Anuj Puri, Chairman & Country Head, Jones Lang LaSalle India says that, "The increase in the service tax rate from 10% to 12% will increase the cost of production for developers, who are already reeling under high input costs. It follows that this increased burden will be passed on to end users. Allowing External Commercial Borrowing (ECB) for affordable housing is, without doubt, an excellent move. It will ensure better capital availability for developers of low-cost housing. This sector is typified by low margins, and it becomes attractive only if developers are enabled to produce greater volumes. Better capital availability will help in timely project execution, which will result in higher volumes."

Sunil Duggal, CEO, Dabur India Ltd, says that, "There are some positives in the Budget by way of a 2% cap on subsidies and its progressive reduction over the next few years, greater focus on Infrastructure, promise to curb black money and capital market reforms. It is heartening to see that the government has recognised the importance of infrastructure for future growth and is taking steps to augment infrastructure across the board, be it power, roads or civil aviation. However, the lost opportunities far outweigh the positives. There is no consensus or move forward in permitting Foreign Direct Investment (FDI) in multi-brand Retail and Aviation. This is surely a missed opportunity."

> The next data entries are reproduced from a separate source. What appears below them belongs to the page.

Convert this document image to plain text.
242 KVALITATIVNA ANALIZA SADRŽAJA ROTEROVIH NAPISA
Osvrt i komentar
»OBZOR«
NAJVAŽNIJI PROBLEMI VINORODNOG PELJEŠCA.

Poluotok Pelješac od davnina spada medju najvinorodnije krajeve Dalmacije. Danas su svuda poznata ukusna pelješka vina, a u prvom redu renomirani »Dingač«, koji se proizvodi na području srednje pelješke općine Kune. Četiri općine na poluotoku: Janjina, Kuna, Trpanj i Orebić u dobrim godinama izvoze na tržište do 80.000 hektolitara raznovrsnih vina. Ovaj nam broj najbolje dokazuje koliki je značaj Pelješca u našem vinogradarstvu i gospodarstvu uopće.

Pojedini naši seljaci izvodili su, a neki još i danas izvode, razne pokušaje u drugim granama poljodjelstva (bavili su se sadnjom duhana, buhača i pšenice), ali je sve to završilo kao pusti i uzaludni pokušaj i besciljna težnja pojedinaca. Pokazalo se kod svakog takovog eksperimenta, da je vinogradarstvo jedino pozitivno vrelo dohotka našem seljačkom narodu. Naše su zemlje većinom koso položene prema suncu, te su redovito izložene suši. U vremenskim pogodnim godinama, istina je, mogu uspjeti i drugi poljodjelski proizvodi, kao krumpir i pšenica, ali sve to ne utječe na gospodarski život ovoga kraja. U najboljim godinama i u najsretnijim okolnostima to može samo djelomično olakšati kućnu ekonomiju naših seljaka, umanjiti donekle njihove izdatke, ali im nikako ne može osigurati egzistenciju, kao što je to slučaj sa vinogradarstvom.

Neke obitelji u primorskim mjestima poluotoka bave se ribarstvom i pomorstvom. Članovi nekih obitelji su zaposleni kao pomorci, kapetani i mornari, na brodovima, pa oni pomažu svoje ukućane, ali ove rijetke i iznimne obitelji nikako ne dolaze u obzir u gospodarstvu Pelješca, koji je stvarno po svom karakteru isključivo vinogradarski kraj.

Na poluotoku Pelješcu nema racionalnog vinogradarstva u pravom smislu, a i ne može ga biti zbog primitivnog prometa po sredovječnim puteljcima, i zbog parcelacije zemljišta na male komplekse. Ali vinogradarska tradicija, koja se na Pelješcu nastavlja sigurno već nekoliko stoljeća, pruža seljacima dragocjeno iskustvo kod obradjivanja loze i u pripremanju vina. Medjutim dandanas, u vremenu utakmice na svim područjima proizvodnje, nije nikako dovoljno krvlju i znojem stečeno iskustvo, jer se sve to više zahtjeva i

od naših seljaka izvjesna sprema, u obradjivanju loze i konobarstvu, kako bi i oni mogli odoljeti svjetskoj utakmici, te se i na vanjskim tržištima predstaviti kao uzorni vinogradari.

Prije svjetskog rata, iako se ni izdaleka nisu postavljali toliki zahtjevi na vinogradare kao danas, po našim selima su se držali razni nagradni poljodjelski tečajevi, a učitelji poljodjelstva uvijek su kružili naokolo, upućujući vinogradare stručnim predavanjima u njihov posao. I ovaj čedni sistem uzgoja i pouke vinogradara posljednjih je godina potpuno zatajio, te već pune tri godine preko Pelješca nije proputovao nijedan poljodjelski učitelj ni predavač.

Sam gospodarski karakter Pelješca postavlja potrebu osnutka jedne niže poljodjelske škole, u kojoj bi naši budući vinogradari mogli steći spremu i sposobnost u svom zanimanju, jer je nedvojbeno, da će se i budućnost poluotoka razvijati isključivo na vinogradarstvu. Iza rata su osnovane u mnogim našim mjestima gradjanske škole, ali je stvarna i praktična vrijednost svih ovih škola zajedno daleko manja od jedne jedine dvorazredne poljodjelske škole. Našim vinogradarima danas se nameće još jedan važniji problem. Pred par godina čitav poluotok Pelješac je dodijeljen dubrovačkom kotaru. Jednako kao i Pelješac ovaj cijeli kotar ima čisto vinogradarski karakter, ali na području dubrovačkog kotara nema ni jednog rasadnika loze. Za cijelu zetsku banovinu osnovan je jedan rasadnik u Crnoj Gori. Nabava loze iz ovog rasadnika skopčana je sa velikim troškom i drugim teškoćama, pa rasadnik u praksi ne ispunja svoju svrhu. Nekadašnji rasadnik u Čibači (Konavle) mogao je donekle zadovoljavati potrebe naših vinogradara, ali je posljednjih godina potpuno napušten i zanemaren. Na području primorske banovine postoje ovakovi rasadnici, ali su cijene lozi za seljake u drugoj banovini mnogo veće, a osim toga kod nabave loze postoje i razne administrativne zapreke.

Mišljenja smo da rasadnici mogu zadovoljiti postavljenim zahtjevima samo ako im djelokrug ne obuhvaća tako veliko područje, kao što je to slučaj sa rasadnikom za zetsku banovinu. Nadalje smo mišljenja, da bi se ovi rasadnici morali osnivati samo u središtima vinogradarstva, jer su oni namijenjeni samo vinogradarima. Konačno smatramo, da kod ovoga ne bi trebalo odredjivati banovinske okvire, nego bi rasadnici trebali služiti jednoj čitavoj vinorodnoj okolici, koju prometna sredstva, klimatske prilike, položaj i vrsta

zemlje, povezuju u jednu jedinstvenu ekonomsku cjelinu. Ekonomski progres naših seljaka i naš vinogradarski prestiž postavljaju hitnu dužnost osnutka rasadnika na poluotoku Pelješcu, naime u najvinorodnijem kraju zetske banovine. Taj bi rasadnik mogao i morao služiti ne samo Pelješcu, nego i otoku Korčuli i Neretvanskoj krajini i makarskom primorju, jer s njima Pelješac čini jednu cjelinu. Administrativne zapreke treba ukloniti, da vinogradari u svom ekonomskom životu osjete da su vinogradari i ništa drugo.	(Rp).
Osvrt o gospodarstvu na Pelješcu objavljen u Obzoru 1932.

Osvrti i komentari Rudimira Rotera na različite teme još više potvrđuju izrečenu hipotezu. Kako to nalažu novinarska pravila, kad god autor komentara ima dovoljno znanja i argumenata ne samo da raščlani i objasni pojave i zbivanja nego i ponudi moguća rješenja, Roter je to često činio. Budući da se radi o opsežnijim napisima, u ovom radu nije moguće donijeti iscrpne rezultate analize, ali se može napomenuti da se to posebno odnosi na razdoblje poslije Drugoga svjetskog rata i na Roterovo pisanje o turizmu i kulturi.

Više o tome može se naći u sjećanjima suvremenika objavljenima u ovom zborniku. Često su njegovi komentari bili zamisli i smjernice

Neeraj Gulati, MD, Assotech Realty said, "By providing external commercial borrowings (ECB) for low cost affordable housing projects, it has helped to lower interest cost for developers. But there are some unfavourable aspects, like no legislation on Real Estate Investment Fund, no implementation of DTC and no talk on real estate regulator, No relaxed norms for repatriation of FDI in real estate to make the market more investment friendly. Last year, a 1% interest rate subsidy was provided for loans towards affordable housing. Realty sector wanted the scope of this subsidy to be amplified and broadened to include a wider price band of budget housing to benefit home buyers, especially in lower income groups. There has been no development on this,"

Pawan Chaudhary, CMD, Venus Remedies Ltd, said, "An additional Rs5,000 deduction for preventive health check up would also help the pharma sector indirectly and will provide headway for a better health culture in the country. A weighted deduction of 150% on capital expenditure to a hospital shall also augur well for the health-care sector."

Sachin Sehgal, director, Ore Team said there would be no radical shift as of now in the market as the budget is being called a 'neutral' budget.  "There is no introduction of any new incentives or subsidies as of now to either iron ore or steel as a package. The only advantage is the customs reduction but on the other hand the service tax and excise duty have been hiked to 12 per cent.  So the gains have been already washed off."